Former Georgia Tech football player Recardo Wimbush, 35, and his wife Therian Wimbush, 39, have been found guilty of second-degree child cruelty. The Wimbushes kept their oldest son in a tiny basement room for 18 months and did not seek medical attention for a younger son who had a malignant skin tumor that one witness described as the size of an adult fist.

The Wimbushes, who did not show visible reactions to their conviction, were also found not guilty on charges of first-degree child cruelty.

The three charges they were found guilty on each carry a one- to 10-year sentence. When sentencing occurs on Monday, Jan. 30, Judge Deborah Fluker could sentence them to up to 30 years in prison.

The Wimbushes never disputed that they kept their oldest son in the basement for a year and a half, or that they did not seek medical attention for the younger son’s malignant cancer. They maintained that it was their son’s idea to live in the basement as a punishment for lying and taking things without permission.

The couple, who served as their own attorneys, also did not dispute that the children did not go to the doctor regularly. In her closing statement, Therian Wimbush said the tumor had just been a “small bump” when the child was in her custody and that her son never seemed ill.

The AJC is not identifying any of the 10 Wimbush children by name because they are juveniles and two are victims of abuse.

In his closing argument, Gwinnett County Assistant District Attorney Dan Mayfield called both the Wimbushes and their crimes “evil.” He described a house where the older son lived in fear of his parents and was largely closed off from the outside world. The children were homeschooled and did not interact with many people outside of the family.

At one point, the then-13-year-old boy escaped the basement and ran away, giving a police officer fake names and dates of birth and claiming to have been living on the street for weeks before admitting who he was. Not long after he returned home, a lock was put on the basement door.

Therian Wimbush, in her closing statement, painted the older son as a “perfect child” who was also excessively prideful, deceitful and lacking in remorse.

Half the jury wanted to convict the Wimbushes on the first-degree child cruelty charges as well, said jury foreman Bill Rice. The other half did not believe the parents acted with malice, which is required to convict on a first-degree charge.

Rice said he believed they should have been convicted on the first-degree charges as well because he did not see any indication that the Wimbushes would allow their son to leave the basement “any time soon.”

“The fact that she took the light bulb out of that closet, the fact that she put a pee jar in there for him to go to the bathroom, told me that he was not going to be in there for another day or another week, but this was going to be the routine for that child for a very long period of time,” Rice said, his voice cracking with emotion.

After Therian Wimbush and Recardo Wimbush were arrested in 2014, a pediatrician found the older son had bone loss, vitamin D deficiency and a fungal rash —all uncommon in juveniles, the doctor testified, but issues that may be attributed to the boy’s year-and-a-half confinement to a humid room the size of a twin bed with limited light and no change of clothes.

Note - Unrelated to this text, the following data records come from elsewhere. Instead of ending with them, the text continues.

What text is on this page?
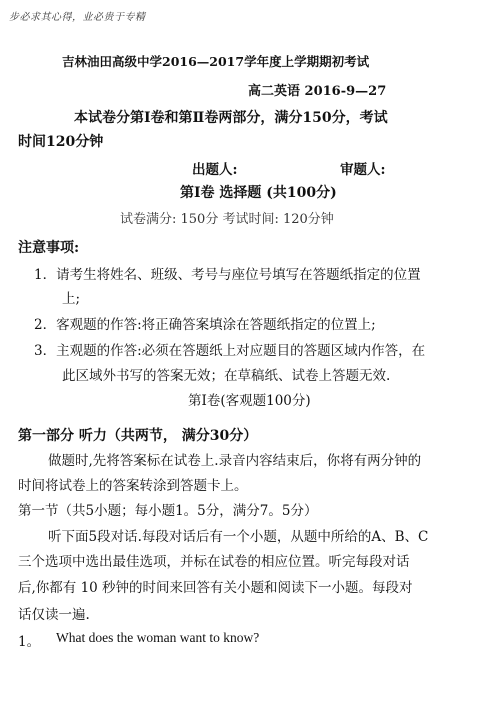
步必求其心得，业必贵于专精
吉林油田高级中学2016—2017学年度上学期期初考试
高二英语 2016-9—27
本试卷分第Ⅰ卷和第Ⅱ卷两部分，满分150分，考试
时间120分钟
出题人:	审题人:
第Ⅰ卷 选择题 (共100分)
试卷满分: 150分 考试时间: 120分钟
注意事项:
1．请考生将姓名、班级、考号与座位号填写在答题纸指定的位置
上;
2．客观题的作答:将正确答案填涂在答题纸指定的位置上;
3．主观题的作答:必须在答题纸上对应题目的答题区域内作答，在
此区域外书写的答案无效；在草稿纸、试卷上答题无效.
第Ⅰ卷(客观题100分)
第一部分 听力（共两节， 满分30分）
做题时,先将答案标在试卷上.录音内容结束后，你将有两分钟的
时间将试卷上的答案转涂到答题卡上。
第一节（共5小题；每小题1。5分，满分7。5分）
听下面5段对话.每段对话后有一个小题，从题中所给的A、B、C
三个选项中选出最佳选项，并标在试卷的相应位置。听完每段对话
后,你都有 10 秒钟的时间来回答有关小题和阅读下一小题。每段对
话仅读一遍.
1。 What does the woman want to know?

A pediatric oncologist who examined the younger son shortly after the Wimbushes' arrest testified earlier in the trial that the boy's tumor was the "most extensive" he'd ever seen as a physician. Dr. Louis Rapkin said the type of tumor the boy had, a giant-cell fibroblastoma, was slow-growing and would typically take "years" to reach the size it did.

Many of the jurors lost sleep over the case and had an emotional reaction to it, Rice said.

“It was emotional for all of us. The pain that those children went through is what no child should go through,” Rice said. “It’s going to affect them for the rest of their life no matter what care comes now.“

The Wimbushes’ 10 children are currently split up, with some in foster care and some with extended family.  Mayfield said they have been making “remarkable” progress. They are attending public school and getting “As and Bs” on their report cards, they testified Wednesday.